Aux Etats-Unis, la bande fait sensation et la Universal enregistre une recette record de 2.500.000$. Le magazine Life consacre sept pages à l’événement et parle d’un « mélodrame superbe, sans une seconde d’ennui, sans une réplique creuse, sans un personnage faux ; rien qu’une action menaçante menée avec une compétence extrême. Il n’y a pas un acteur connu, et pourtant le niveau des prestations est digne de l’Academy Award ». L’austère « Academy of Motion Picture Arts and Sciences », en effet, ne se fait pas attendre : Siodmak est candidat à l’Oscar pour la meilleure mise en scène de l’année, de même qu’Anthony Veiller pour « son » scénario et Arthur Hiller pour le montage. Le « National Board of Review » – le conseil des critiques américains – et Time Magazine classent The Killers parmi les dix meilleurs films de 1946. Ava Gardner, récupérée par la M.G.M., gagne le prix « Look » attribué à la débutante la plus prometteuse, et Burt Lancaster, « le premier G.I. à percer à l’écran », commence une carrière glorieuse sous la supervision de Hal Wallis. Hellinger, établi comme « valeur sûre » à Hollywood, retient l’acteur pour deux autres films Universal, à commencer par Brute Force (Les Démons de la liberté, 1947 de Jules Dassin). Quant à Edmond O’Brien, il inaugure, lui aussi, une jolie carrière dans le film noir (White Heat de Raoul Walsh). Parmi les multiples autres retombées des Killers, signalons encore que le film noue quelques amitiés durables et non dénuées d’importance pour l’histoire du cinéma (Hemingway-Huston-Ava) et que, dix-huit ans plus tard, Don Siegel en réalisera un surprenant remake en couleurs – The Killers (A Bout pourtant) – avec Lee Marvin, Angie Dickinson, John Cassavetes et Ronald Reagan. [Robert Siodmak « Le maître du film noir » – Hervé Dumont (1981)]

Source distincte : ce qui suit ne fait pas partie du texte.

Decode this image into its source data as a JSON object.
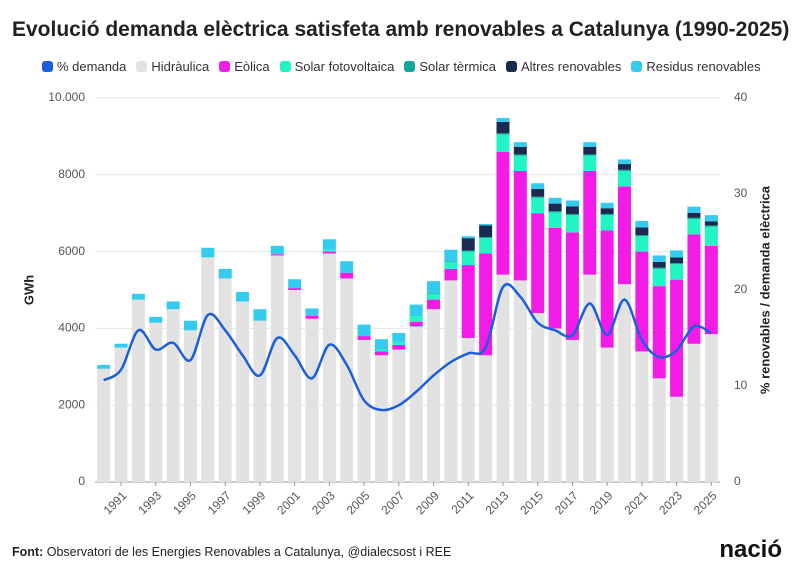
{
  "chart_data": {
    "type": "bar",
    "title": "Evolució demanda elèctrica satisfeta amb renovables a Catalunya (1990-2025)",
    "ylabel": "GWh",
    "y2label": "% renovables / demanda elèctrica",
    "source_label": "Font:",
    "source": "Observatori de les Energies Renovables a Catalunya, @dialecsost i REE",
    "logo": "nació",
    "stacked": true,
    "grid": true,
    "legend": "top",
    "categories": [
      null,
      "1991",
      null,
      "1993",
      null,
      "1995",
      null,
      "1997",
      null,
      "1999",
      null,
      "2001",
      null,
      "2003",
      null,
      "2005",
      null,
      "2007",
      null,
      "2009",
      null,
      "2011",
      null,
      "2013",
      null,
      "2015",
      null,
      "2017",
      null,
      "2019",
      null,
      "2021",
      null,
      "2023",
      null,
      "2025"
    ],
    "ylim": [
      0,
      10000
    ],
    "yticks": [
      0,
      2000,
      4000,
      6000,
      8000,
      {
        "value": 10000,
        "label": "10.000"
      }
    ],
    "y2lim": [
      0,
      40
    ],
    "y2ticks": [
      0,
      10,
      20,
      30,
      40
    ],
    "series": [
      {
        "name": "% demanda",
        "color": "#1a5fdc",
        "type": "line",
        "axis": "y2",
        "values": [
          10.6,
          11.7,
          15.8,
          13.8,
          14.5,
          12.7,
          17.4,
          15.8,
          13.2,
          11.1,
          15,
          13.2,
          10.8,
          14.3,
          12.2,
          8.5,
          7.5,
          8,
          9.4,
          11.1,
          12.5,
          13.4,
          14,
          20.3,
          19.3,
          16.6,
          15.8,
          15.3,
          18.6,
          15.3,
          19,
          14.8,
          13,
          13.7,
          16.2,
          15.5
        ]
      },
      {
        "name": "Hidràulica",
        "color": "#e2e2e2",
        "values": [
          2950,
          3500,
          4750,
          4150,
          4500,
          3950,
          5850,
          5300,
          4700,
          4200,
          5900,
          5000,
          4250,
          5950,
          5300,
          3700,
          3300,
          3450,
          4050,
          4500,
          5250,
          3750,
          3300,
          5400,
          5250,
          4400,
          4000,
          3700,
          5400,
          3500,
          5150,
          3400,
          2700,
          2220,
          3600,
          3850
        ]
      },
      {
        "name": "Eòlica",
        "color": "#f21ce6",
        "values": [
          0,
          0,
          0,
          0,
          0,
          0,
          0,
          0,
          0,
          0,
          30,
          50,
          80,
          50,
          150,
          100,
          100,
          120,
          120,
          250,
          300,
          1900,
          2650,
          3200,
          2850,
          2600,
          2620,
          2800,
          2700,
          3050,
          2550,
          2600,
          2400,
          3050,
          2850,
          2300
        ]
      },
      {
        "name": "Solar fotovoltaica",
        "color": "#22f5c4",
        "values": [
          0,
          0,
          0,
          0,
          0,
          0,
          0,
          0,
          0,
          0,
          0,
          0,
          0,
          50,
          0,
          0,
          50,
          80,
          150,
          150,
          180,
          350,
          400,
          450,
          400,
          400,
          400,
          450,
          400,
          400,
          400,
          400,
          450,
          400,
          400,
          500
        ]
      },
      {
        "name": "Solar tèrmica",
        "color": "#14a89a",
        "values": [
          0,
          0,
          0,
          0,
          0,
          0,
          0,
          0,
          0,
          0,
          0,
          0,
          0,
          0,
          0,
          0,
          0,
          0,
          0,
          20,
          20,
          30,
          30,
          30,
          30,
          30,
          30,
          30,
          30,
          30,
          30,
          30,
          30,
          30,
          30,
          30
        ]
      },
      {
        "name": "Altres renovables",
        "color": "#1b2a50",
        "values": [
          0,
          0,
          0,
          0,
          0,
          0,
          0,
          0,
          0,
          0,
          0,
          0,
          0,
          0,
          0,
          0,
          0,
          0,
          0,
          0,
          0,
          320,
          300,
          300,
          200,
          200,
          200,
          200,
          200,
          150,
          150,
          200,
          150,
          150,
          130,
          110
        ]
      },
      {
        "name": "Residus renovables",
        "color": "#33ccef",
        "values": [
          100,
          100,
          150,
          150,
          200,
          250,
          250,
          250,
          250,
          300,
          220,
          230,
          190,
          270,
          300,
          300,
          270,
          230,
          300,
          310,
          300,
          50,
          40,
          100,
          120,
          150,
          150,
          150,
          120,
          140,
          120,
          170,
          170,
          180,
          160,
          160
        ]
      }
    ]
  }
}
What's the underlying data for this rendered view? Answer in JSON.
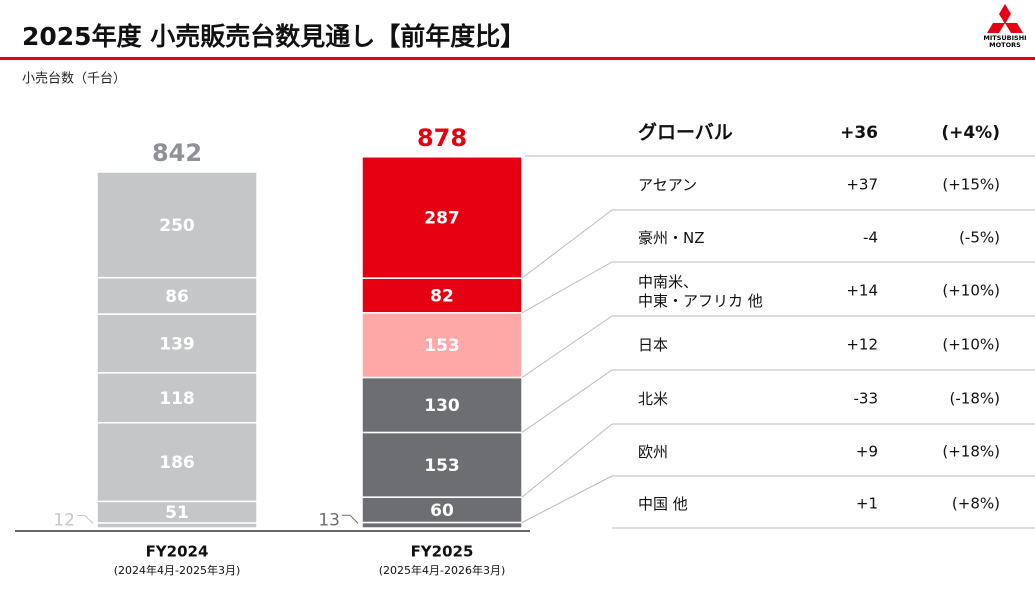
{
  "header": {
    "title": "2025年度 小売販売台数見通し【前年度比】",
    "logo": [
      "MITSUBISHI",
      "MOTORS"
    ]
  },
  "chart_data": {
    "type": "stacked-bar",
    "unit_label": "小売台数（千台）",
    "categories": [
      "FY2024",
      "FY2025"
    ],
    "periods": [
      "(2024年4月-2025年3月)",
      "(2025年4月-2026年3月)"
    ],
    "totals": [
      842,
      878
    ],
    "total_colors": [
      "#8f9194",
      "#e60012"
    ],
    "series": [
      {
        "values": [
          12,
          13
        ],
        "colors": [
          "#c4c6c8",
          "#6d6e71"
        ]
      },
      {
        "values": [
          51,
          60
        ],
        "colors": [
          "#c4c6c8",
          "#6d6e71"
        ]
      },
      {
        "values": [
          186,
          153
        ],
        "colors": [
          "#c4c6c8",
          "#6d6e71"
        ]
      },
      {
        "values": [
          118,
          130
        ],
        "colors": [
          "#c4c6c8",
          "#6d6e71"
        ]
      },
      {
        "values": [
          139,
          153
        ],
        "colors": [
          "#c4c6c8",
          "#ffa8a8"
        ]
      },
      {
        "values": [
          86,
          82
        ],
        "colors": [
          "#c4c6c8",
          "#e60012"
        ]
      },
      {
        "values": [
          250,
          287
        ],
        "colors": [
          "#c4c6c8",
          "#e60012"
        ]
      }
    ]
  },
  "table": {
    "header": [
      "グローバル",
      "+36",
      "(+4%)"
    ],
    "rows": [
      [
        "アセアン",
        "+37",
        "(+15%)"
      ],
      [
        "豪州・NZ",
        "-4",
        "(-5%)"
      ],
      [
        "中南米、\n中東・アフリカ 他",
        "+14",
        "(+10%)"
      ],
      [
        "日本",
        "+12",
        "(+10%)"
      ],
      [
        "北米",
        "-33",
        "(-18%)"
      ],
      [
        "欧州",
        "+9",
        "(+18%)"
      ],
      [
        "中国 他",
        "+1",
        "(+8%)"
      ]
    ]
  }
}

« Parangon du film noir, Les Tueurs installait définitivement tous les codes d’un genre alors en construction. Une intrigue policière tordue avec rebondissement final, une femme belle en diable, manipulatrice qui tire les cordes, une ambiance nocturne prégnante et une vision assez misanthrope de l’homme, perdu entre désespoir, cupidité et désirs sensuels. » aVoir-aLire.com
Les extraits
Il meurt, la cigarette aux lèvres déformées par un rictus. – La prestation d’Ava dans cette scène dramatique (où Kitty se révèle à nu, privée de ses oripeaux de vamp) le préoccupant sérieusement, Siodmak a conditionné l’actrice longtemps à l’avance. Chaque matin, sur le plateau, il ‘a menacée des pires sévices, si elle ne jouait pas cette scène correctement, rendant sa vedette de plus en plus nerveuse et angoissée à l’idée de ne pas être à la hauteur de ses exigences. La scène est enregistrée vers la fin du tournage (printemps 1946). «Le jour où nous devions enfin la tourner, raconte Siodmak, je la regardai comme le monstre de Frankenstein et je lui dis : « Ava, si tu ne joues pas cette scène correctement, je vais te battre, je vais te tuer ! » Elle fut alors si effrayée qu’elle devint vraiment hystérique et réussit la scène à la perfection dès la première prise. Mais il m’a fallu cinq semaines pour la préparer».